3° Como os mais desiguais em convívio direto com os brancos e populações ricas, são lançadas à marginalidade, excluídos do mercado de trabalho sem condições competitivas e bloqueados em suas tentativas de ascensão social e conquista de cidadania. Os governos da União, dos Estados, do Distrito Federal e dos Municípios desenvolverão planos ostensivos para conferir às populações negras meios para corrigir essa situação intolerável e, especialmente, para difundir entre si a cidadania ativa.

4° As famílias negras e seus membros enfrentam dificuldades econômicas, culturais e políticas arraigadas para organizar-se em bases institucionais estáveis de modo a proteger os homens, as mulheres e os menores da privação econômica, do desemprego, da pobreza, do alcoolismo, do crime, da mendicância e de outros efeitos desintegradores determinados pelo racismo. Serão feitos esforços especiais para sanar esses problemas e dilemas sociais através de instituições dotadas de recursos humanos e de meios financeiros que sanem tais entraves à humanização da pessoa.

5° A escravidão e a subalternização extrema do “liberto” encontraram no preconceito racial a racionalização para justificar sua existência e “necessidade” em um país católico. A exclusão do trabalho livre, variável conforme as regiões do país, o aproveitamento da força de trabalho negra como mão-de-obra barata ou sua exclusão predominante do mercado de trabalho reforçaram as manifestações do “preconceito da cor”, da estigmatização e da discriminação raciais. O negro é excluído porque não estaria preparado como “trabalhador livre”; e não se converte em trabalhador livre, porque lhe são negadas as condições de aprendizagem e de socialização. O Poder Público intervirá crescentemente nessa esfera, para acabar com o paradoxo.
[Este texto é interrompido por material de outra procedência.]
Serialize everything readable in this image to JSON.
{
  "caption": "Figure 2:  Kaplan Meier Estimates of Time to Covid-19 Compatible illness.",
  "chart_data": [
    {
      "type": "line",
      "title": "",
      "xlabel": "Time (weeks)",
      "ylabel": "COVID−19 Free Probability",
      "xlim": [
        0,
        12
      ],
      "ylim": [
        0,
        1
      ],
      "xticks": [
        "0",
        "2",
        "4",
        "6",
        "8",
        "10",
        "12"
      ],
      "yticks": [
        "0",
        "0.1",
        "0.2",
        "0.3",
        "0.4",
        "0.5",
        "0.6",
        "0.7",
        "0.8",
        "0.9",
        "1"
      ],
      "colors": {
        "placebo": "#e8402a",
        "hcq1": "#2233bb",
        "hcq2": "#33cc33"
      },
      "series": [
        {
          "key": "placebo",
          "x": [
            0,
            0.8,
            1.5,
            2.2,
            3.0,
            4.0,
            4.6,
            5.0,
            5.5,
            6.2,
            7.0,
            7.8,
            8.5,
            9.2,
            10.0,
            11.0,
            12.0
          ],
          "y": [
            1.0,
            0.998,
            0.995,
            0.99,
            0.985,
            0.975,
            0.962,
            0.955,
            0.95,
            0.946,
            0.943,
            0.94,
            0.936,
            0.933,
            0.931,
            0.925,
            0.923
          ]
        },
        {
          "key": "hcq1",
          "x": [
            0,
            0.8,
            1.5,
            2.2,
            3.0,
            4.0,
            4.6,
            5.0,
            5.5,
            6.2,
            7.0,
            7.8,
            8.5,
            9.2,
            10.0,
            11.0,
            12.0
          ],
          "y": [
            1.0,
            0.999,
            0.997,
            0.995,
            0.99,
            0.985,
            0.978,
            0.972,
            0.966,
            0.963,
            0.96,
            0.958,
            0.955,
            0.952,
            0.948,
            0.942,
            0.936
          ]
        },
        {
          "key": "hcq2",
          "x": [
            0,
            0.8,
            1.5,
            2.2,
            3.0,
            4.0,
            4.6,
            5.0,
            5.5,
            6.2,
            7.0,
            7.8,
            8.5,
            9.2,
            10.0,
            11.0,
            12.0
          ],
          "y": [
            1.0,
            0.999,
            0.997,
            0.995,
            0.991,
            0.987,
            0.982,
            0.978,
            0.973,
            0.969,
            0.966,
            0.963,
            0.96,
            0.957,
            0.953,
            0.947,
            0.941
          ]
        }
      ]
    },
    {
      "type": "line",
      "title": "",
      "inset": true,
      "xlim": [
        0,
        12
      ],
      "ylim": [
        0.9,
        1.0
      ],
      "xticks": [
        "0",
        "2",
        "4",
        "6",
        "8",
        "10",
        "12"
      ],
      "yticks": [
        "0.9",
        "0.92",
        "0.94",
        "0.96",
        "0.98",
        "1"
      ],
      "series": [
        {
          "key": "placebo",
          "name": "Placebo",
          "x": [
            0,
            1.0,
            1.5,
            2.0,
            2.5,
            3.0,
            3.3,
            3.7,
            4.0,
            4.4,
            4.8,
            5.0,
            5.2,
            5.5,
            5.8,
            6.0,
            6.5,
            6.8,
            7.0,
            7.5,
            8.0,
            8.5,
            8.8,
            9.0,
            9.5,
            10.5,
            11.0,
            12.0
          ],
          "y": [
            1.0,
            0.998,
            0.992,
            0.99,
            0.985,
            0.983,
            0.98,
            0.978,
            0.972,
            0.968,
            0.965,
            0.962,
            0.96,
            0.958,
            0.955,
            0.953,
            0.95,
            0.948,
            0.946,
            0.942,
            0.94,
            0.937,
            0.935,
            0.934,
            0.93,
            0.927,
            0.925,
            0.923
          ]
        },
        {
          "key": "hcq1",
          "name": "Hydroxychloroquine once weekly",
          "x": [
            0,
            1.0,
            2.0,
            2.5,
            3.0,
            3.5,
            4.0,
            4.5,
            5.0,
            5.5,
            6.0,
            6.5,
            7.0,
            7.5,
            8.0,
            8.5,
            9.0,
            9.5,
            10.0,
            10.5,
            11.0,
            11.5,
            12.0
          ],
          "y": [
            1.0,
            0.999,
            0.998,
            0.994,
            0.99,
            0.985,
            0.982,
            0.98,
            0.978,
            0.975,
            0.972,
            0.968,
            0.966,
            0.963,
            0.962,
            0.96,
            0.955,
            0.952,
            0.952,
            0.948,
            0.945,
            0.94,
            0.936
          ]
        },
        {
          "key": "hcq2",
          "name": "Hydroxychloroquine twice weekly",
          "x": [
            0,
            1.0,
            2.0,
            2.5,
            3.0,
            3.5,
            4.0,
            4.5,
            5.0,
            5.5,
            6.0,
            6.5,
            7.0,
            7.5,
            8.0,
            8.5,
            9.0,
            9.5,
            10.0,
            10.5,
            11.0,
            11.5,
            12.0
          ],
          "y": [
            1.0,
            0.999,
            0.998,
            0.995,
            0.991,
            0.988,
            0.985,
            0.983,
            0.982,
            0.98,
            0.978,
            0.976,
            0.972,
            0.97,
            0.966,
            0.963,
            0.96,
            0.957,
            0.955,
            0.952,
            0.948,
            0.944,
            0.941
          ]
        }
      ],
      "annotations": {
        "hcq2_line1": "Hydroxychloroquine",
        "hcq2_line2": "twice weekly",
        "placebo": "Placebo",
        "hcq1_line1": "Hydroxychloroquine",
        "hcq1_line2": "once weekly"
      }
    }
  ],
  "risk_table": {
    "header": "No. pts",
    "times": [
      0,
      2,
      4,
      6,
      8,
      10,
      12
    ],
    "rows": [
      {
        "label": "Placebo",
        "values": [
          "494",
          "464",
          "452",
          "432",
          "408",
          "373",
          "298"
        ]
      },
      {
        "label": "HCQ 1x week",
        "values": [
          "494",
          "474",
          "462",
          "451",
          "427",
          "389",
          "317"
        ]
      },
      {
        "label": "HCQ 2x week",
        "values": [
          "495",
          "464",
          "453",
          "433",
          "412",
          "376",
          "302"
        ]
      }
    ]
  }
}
6° A oferta de ensino público gratuito não é suficiente para integrar e reter estratos da população negra nas escolas. O Poder Público corrigirá essa contradição oferecendo às crianças, aos jovens e adultos negros oportunidades escolares persistentes e em constante aumento através de bolsas escolares, destinadas à manutenção pessoal dos estudantes enquanto durar sua escolarização (Cf art. 213).

7° O Poder Público procurou, primeiro através da “Lei Afonso Arinos” e, depois, através do art. 5°, XLII, e da Lei n. 7.716, resolver os problemas do negro como uma forma de racismo. É importante caracterizar as manifestações de “preconceito de cor”, de estigmatização e discriminação raciais nesses termos e puni-las como “crime inafiançável”. No entanto, a realidade transcende esses limites. O branco precisa tomar consciência de seu comportamento preconceituoso e o negro necessita aprender que não pode eximir-se individualmente dos efeitos nocivos do tipo de racismo existente. O mais importante, porém, é que devem partir da verdade para coexistir fraternalmente como cidadãos de uma sociedade multirracial. A contribuição da escola e das instituições-chave serão manejadas pelo Poder Público nessa direção. O negro não é somente “igual perante a Lei”. Ele ocupa uma situação desfavorabilíssima que precisa ser corrigida pela educação democrática, pelo convívio com cidadãos da mesma sociedade civil e do mesmo Estado.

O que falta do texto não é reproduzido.